Почта святого Валентина (Нисенбаум) - страница 225

— Почему не колеса?

— Да на что мне колеса от «Газели»?

— А на что тебе номера?

— Это не мне. Это им урок.

— Все понимаю. Развод? Чудесно. Колеса воруют — очаровательно. Погоня — превосходно! Но зачем, объясните мне бога ради, нужно еще бросаться с самолета? — сказала Галя, вызвав очередной гомерический припадок у компании в шлемах.

— Галина! Вы все поймете в полете, — отвечал инструктор Николай, не присоединившийся к общему веселью. — В полете вообще много понимаешь по-другому. Даже слово «развод» станет другим.

— Как это другим?

— Считайте, другого цвета. Или другим на вкус. А может, вообще исчезнет, так сказать, из лексикона.

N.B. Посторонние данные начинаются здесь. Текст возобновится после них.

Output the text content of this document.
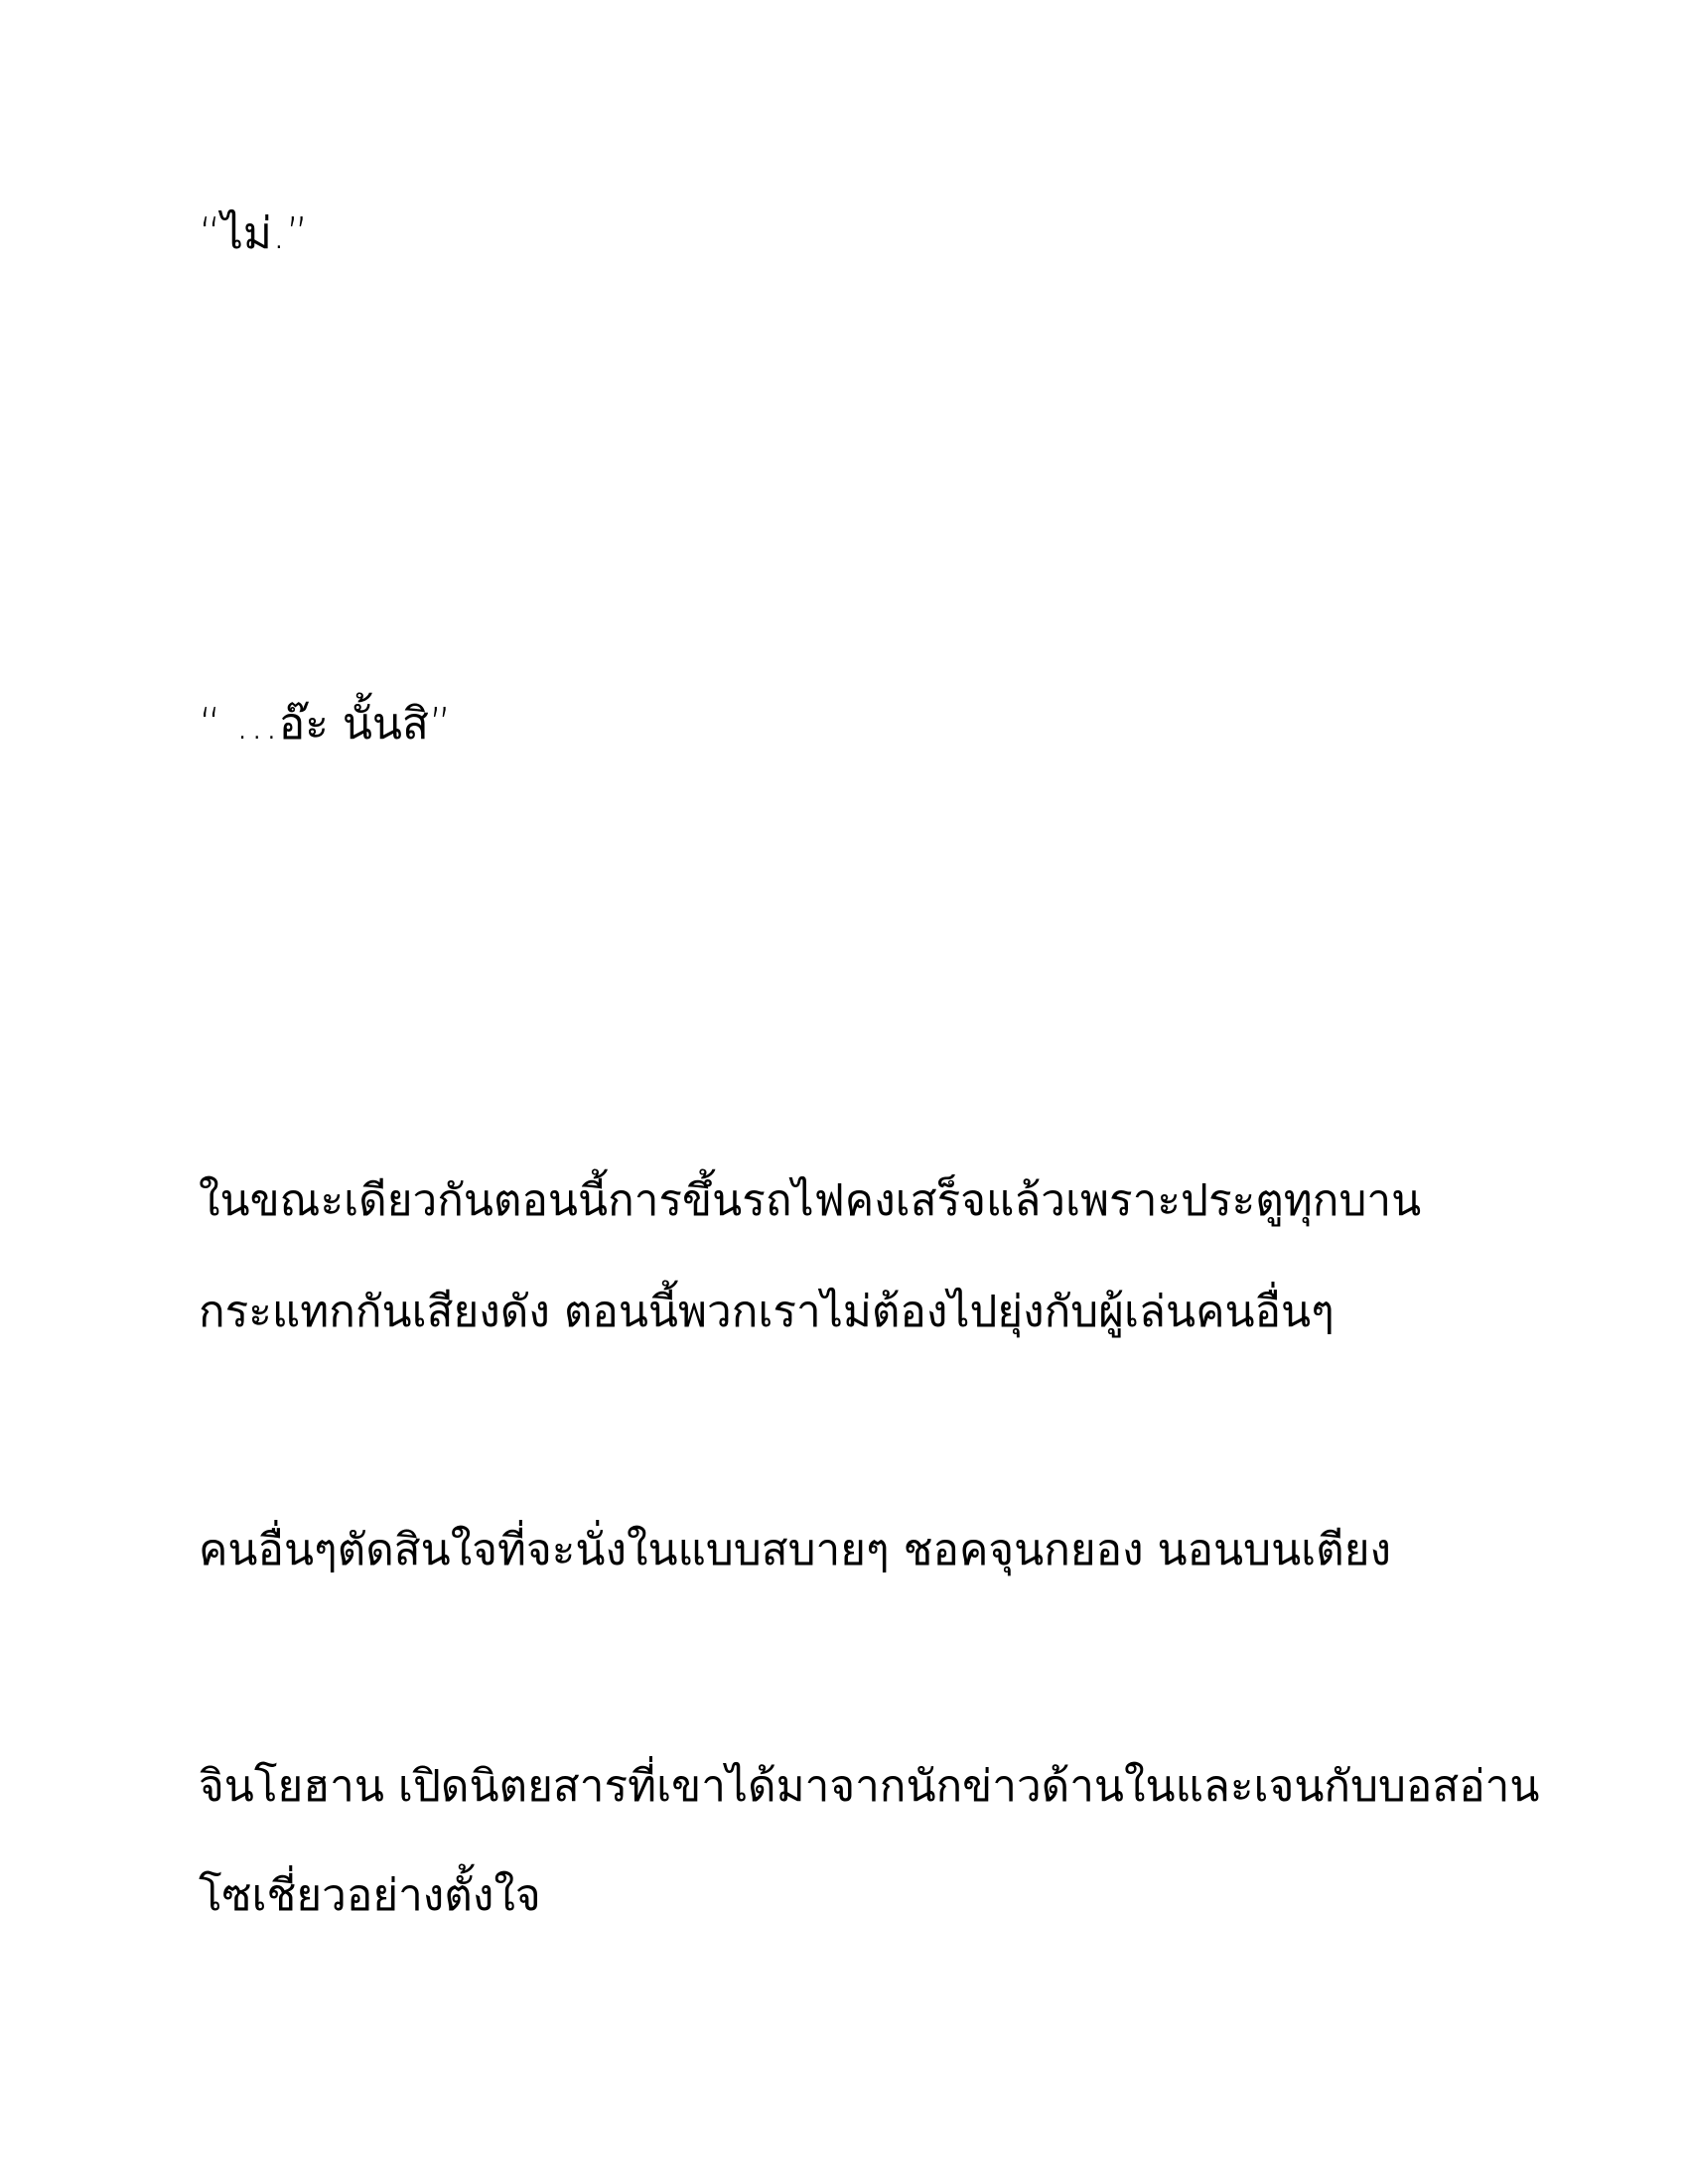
“ไม่.”

“ …อ๊ะ นั้นสิ”

ในขณะเดียวกันตอนนี้การขึ้นรถไฟคงเสร็จแล้วเพราะประตูทุกบาน

กระแทกกันเสียงดัง ตอนนี้พวกเราไม่ต้องไปยุ่งกับผู้เล่นคนอื่นๆ

คนอื่นๆตัดสินใจที่จะนั่งในแบบสบายๆ ชอคจุนกยอง นอนบนเตียง

จินโยฮาน เปิดนิตยสารที่เขาได้มาจากนักข่าวด้านในและเจนกับบอสอ่าน

โซเชี่ยวอย่างตั้งใจ
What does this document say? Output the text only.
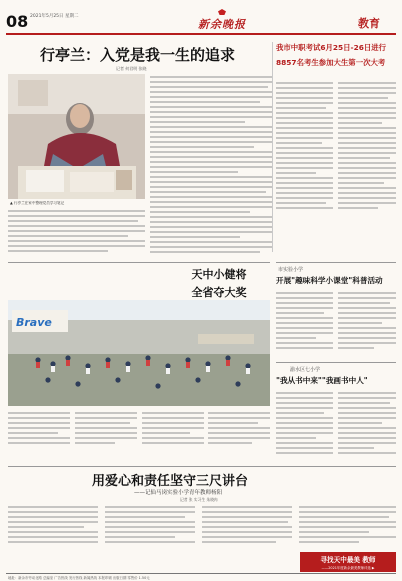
08 2021年5月25日 星期二
新余晚报	教育
行亭兰：入党是我一生的追求
记者 何君明 张晓
▲ 行亭兰在家中整理党员学习笔记
我市中职考试6月25日-26日进行
8857名考生参加大生第一次大考
市实验小学
开展"趣味科学小课堂"科普活动
天中小健将
全省夺大奖
Brave
渝水区七小学
"我从书中来""我画书中人"
用爱心和责任坚守三尺讲台
——记仙马岗实验小学青年教师杨阳
记者 张 实习生 朱晓冉
寻找天中最美 教师
——2021年度新余最美教师评选 ▶
地址：新余市劳动北路 总编室 广告热线 发行热线 新闻热线 本报印刷 出版日期 零售价 1.50元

Стемнин смотрел на двух расстающихся сегодня людей, с которыми успел познакомиться на занятиях и тренировках, и никак не мог понять, что они разводятся. «Если такие добрые, чуткие, близкие люди расходятся, какова цена этим союзам? Зачем вообще устраивать свадьбы, венчаться, оформлять какие-то документы, если через десять или сколько там лет даже такие гали с максимами становятся чужими? Зачем делать вид, что это навсегда?»

И в самом деле воздух в самолете был заряжен дружелюбием, еще более ярким от тревоги. Настроение было скорее предсвадебным, чем предразлучным. Но ошибки не было: перед полетом Стемнин своими глазами видел формалиново-серые листки свидетельств о разводе.

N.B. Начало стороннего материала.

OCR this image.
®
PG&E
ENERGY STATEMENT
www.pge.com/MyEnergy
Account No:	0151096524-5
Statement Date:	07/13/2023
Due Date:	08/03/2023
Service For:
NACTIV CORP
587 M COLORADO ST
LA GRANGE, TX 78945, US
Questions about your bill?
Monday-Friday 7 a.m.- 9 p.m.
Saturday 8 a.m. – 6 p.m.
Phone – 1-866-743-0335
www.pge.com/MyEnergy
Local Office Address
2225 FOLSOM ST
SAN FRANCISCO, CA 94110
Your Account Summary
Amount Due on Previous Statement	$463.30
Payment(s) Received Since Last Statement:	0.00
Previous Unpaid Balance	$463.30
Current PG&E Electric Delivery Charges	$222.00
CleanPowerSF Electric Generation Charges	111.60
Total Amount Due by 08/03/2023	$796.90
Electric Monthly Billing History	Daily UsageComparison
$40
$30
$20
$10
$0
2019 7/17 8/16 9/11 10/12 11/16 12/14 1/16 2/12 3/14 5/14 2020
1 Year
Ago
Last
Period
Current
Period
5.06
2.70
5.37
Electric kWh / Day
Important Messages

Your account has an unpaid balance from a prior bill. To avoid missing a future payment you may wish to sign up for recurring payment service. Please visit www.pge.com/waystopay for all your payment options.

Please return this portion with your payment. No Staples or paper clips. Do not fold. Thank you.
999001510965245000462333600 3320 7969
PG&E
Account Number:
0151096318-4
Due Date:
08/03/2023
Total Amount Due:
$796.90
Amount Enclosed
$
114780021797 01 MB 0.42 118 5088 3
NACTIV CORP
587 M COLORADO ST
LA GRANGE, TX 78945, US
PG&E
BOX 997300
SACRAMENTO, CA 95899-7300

Шинкуя пропеллером стужу, самолет набрал нужную высоту, и Николай поманил Стемнина: он должен был страховать парашютистов у люка. Зимнее солнце пробило брешь в борту самолета. Лязгали крючки, заметалась прядь волос, выбившаяся у Гали из-под шлема, утихли смешки.

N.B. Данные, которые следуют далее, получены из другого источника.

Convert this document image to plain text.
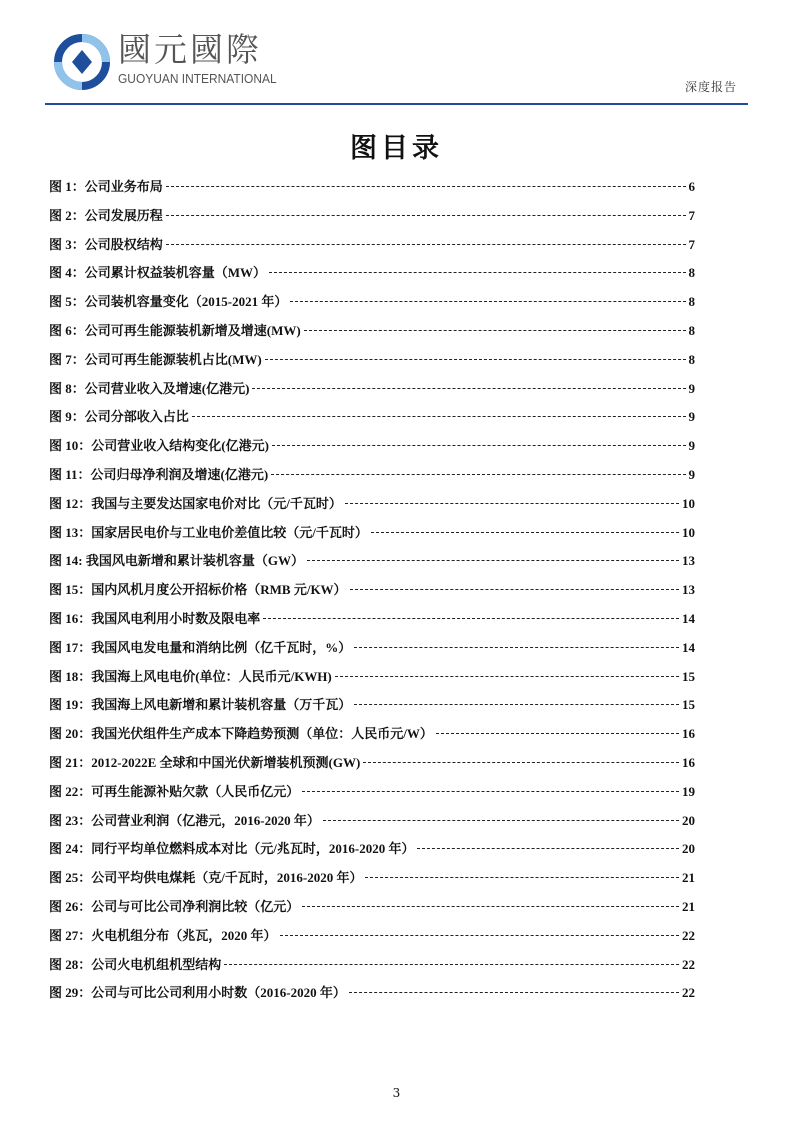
國元國際
GUOYUAN INTERNATIONAL
深度报告
图目录
图 1：公司业务布局	6
图 2：公司发展历程	7
图 3：公司股权结构	7
图 4：公司累计权益装机容量（MW）	8
图 5：公司装机容量变化（2015-2021 年）	8
图 6：公司可再生能源装机新增及增速(MW)	8
图 7：公司可再生能源装机占比(MW)	8
图 8：公司营业收入及增速(亿港元)	9
图 9：公司分部收入占比	9
图 10：公司营业收入结构变化(亿港元)	9
图 11：公司归母净利润及增速(亿港元)	9
图 12：我国与主要发达国家电价对比（元/千瓦时）	10
图 13：国家居民电价与工业电价差值比较（元/千瓦时）	10
图 14: 我国风电新增和累计装机容量（GW）	13
图 15：国内风机月度公开招标价格（RMB 元/KW）	13
图 16：我国风电利用小时数及限电率	14
图 17：我国风电发电量和消纳比例（亿千瓦时，%）	14
图 18：我国海上风电电价(单位：人民币元/KWH)	15
图 19：我国海上风电新增和累计装机容量（万千瓦）	15
图 20：我国光伏组件生产成本下降趋势预测（单位：人民币元/W）	16
图 21：2012-2022E 全球和中国光伏新增装机预测(GW)	16
图 22：可再生能源补贴欠款（人民币亿元）	19
图 23：公司营业利润（亿港元，2016-2020 年）	20
图 24：同行平均单位燃料成本对比（元/兆瓦时，2016-2020 年）	20
图 25：公司平均供电煤耗（克/千瓦时，2016-2020 年）	21
图 26：公司与可比公司净利润比较（亿元）	21
图 27：火电机组分布（兆瓦，2020 年）	22
图 28：公司火电机组机型结构	22
图 29：公司与可比公司利用小时数（2016-2020 年）	22
3
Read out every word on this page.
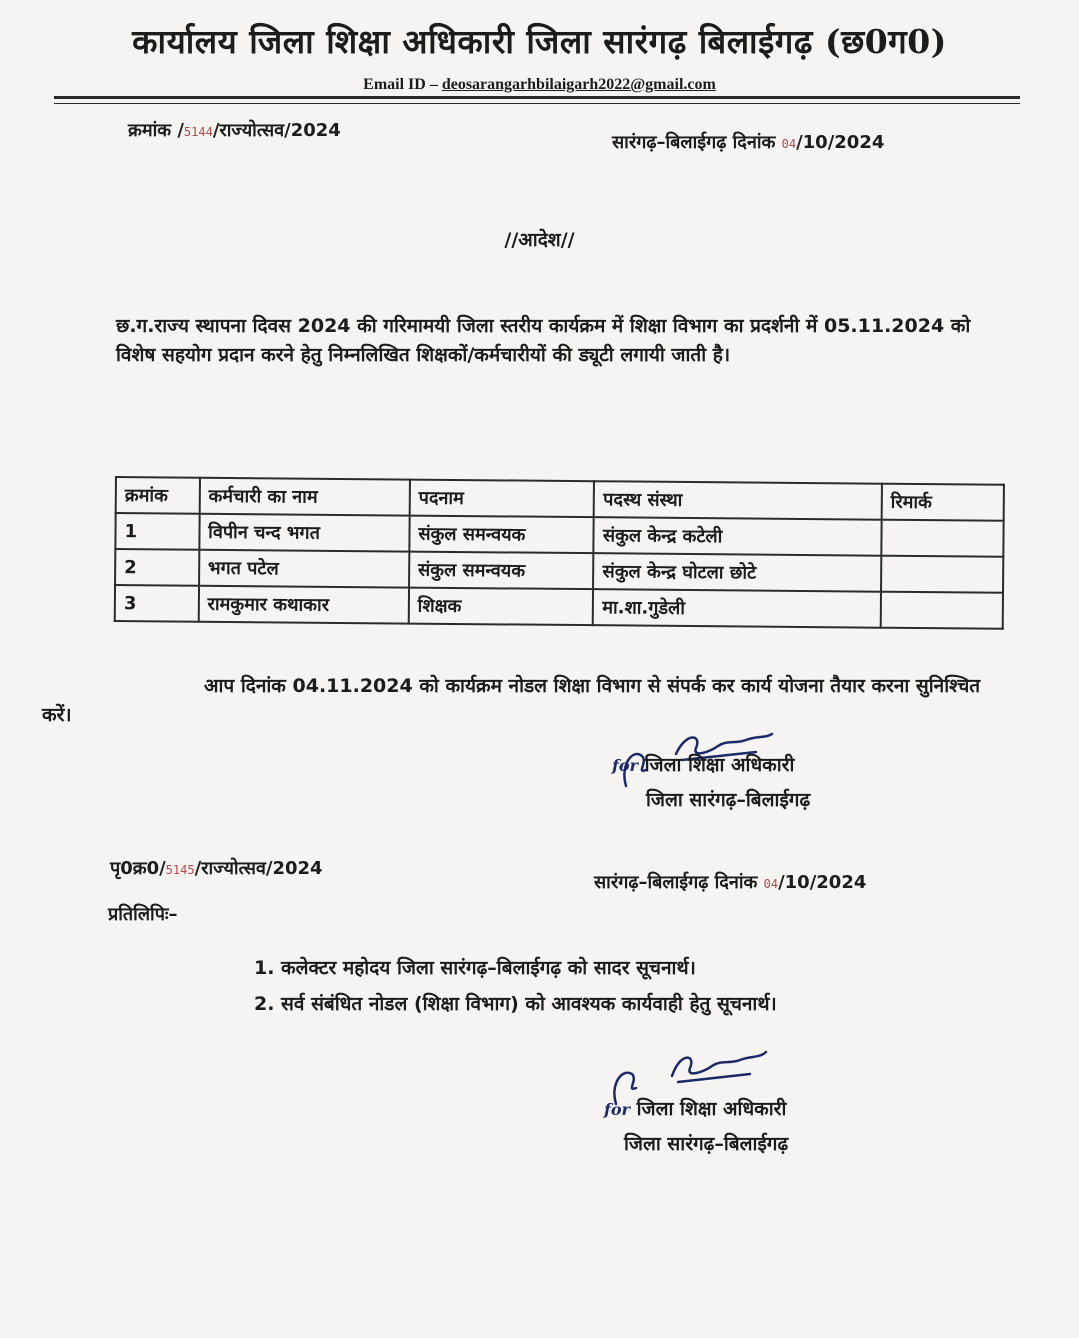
कार्यालय जिला शिक्षा अधिकारी जिला सारंगढ़ बिलाईगढ़ (छ0ग0)
Email ID – deosarangarhbilaigarh2022@gmail.com
क्रमांक /5144/राज्योत्सव/2024
सारंगढ़–बिलाईगढ़ दिनांक 04/10/2024
//आदेश//
छ.ग.राज्य स्थापना दिवस 2024 की गरिमामयी जिला स्तरीय कार्यक्रम में शिक्षा विभाग का प्रदर्शनी में 05.11.2024 को विशेष सहयोग प्रदान करने हेतु निम्नलिखित शिक्षकों/कर्मचारीयों की ड्यूटी लगायी जाती है।
क्रमांक	कर्मचारी का नाम	पदनाम	पदस्थ संस्था	रिमार्क
1	विपीन चन्द भगत	संकुल समन्वयक	संकुल केन्द्र कटेली	
2	भगत पटेल	संकुल समन्वयक	संकुल केन्द्र घोटला छोटे	
3	रामकुमार कथाकार	शिक्षक	मा.शा.गुडेली	
आप दिनांक 04.11.2024 को कार्यक्रम नोडल शिक्षा विभाग से संपर्क कर कार्य योजना तैयार करना सुनिश्चित करें।
for जिला शिक्षा अधिकारी
जिला सारंगढ़–बिलाईगढ़
पृ0क्र0/5145/राज्योत्सव/2024
सारंगढ़–बिलाईगढ़ दिनांक 04/10/2024
प्रतिलिपिः–
1. कलेक्टर महोदय जिला सारंगढ़–बिलाईगढ़ को सादर सूचनार्थ।
2. सर्व संबंधित नोडल (शिक्षा विभाग) को आवश्यक कार्यवाही हेतु सूचनार्थ।
for जिला शिक्षा अधिकारी
जिला सारंगढ़–बिलाईगढ़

— Третий пошел! Приготовиться Максиму и Гале!

Расстающиеся прыгали в тандеме. Ведущим был многоопытный Максим.

— Я рядом. Все будет хорошо. — Он потихоньку просунул эти слова под край шлема, прижимаясь к ней. — Ничего не бойся.

— И за борт ее бросает в набежавшую волну, — пропела Галя, и они прыгнули.

Обожгло и смыло свежестью жуть — еще до того, как она услышала над собой торопливое трепетание «медузы». Трех минут падения — еще до того, как «медуза» вытянула «крыло», — ей хватило, чтобы понять, какой смысл был и в этом прыжке, и в жизни. Она почувствовала всем подобравшимся нутром, что они с мужем не расстаются, что самое главное — доверие и поддержка — остаются с ними навсегда. И то, что она на земле числила безвременно умершим, здесь, в морозном трехкилометровом вздохе неба, оказалось живым, невредимым, вечным. Наконец рыжий шелк крыла повалил их с Максимом в снег и прокатил метра четыре — румяных, смеющихся, снова влюбленных, хотя бы на это мгновение.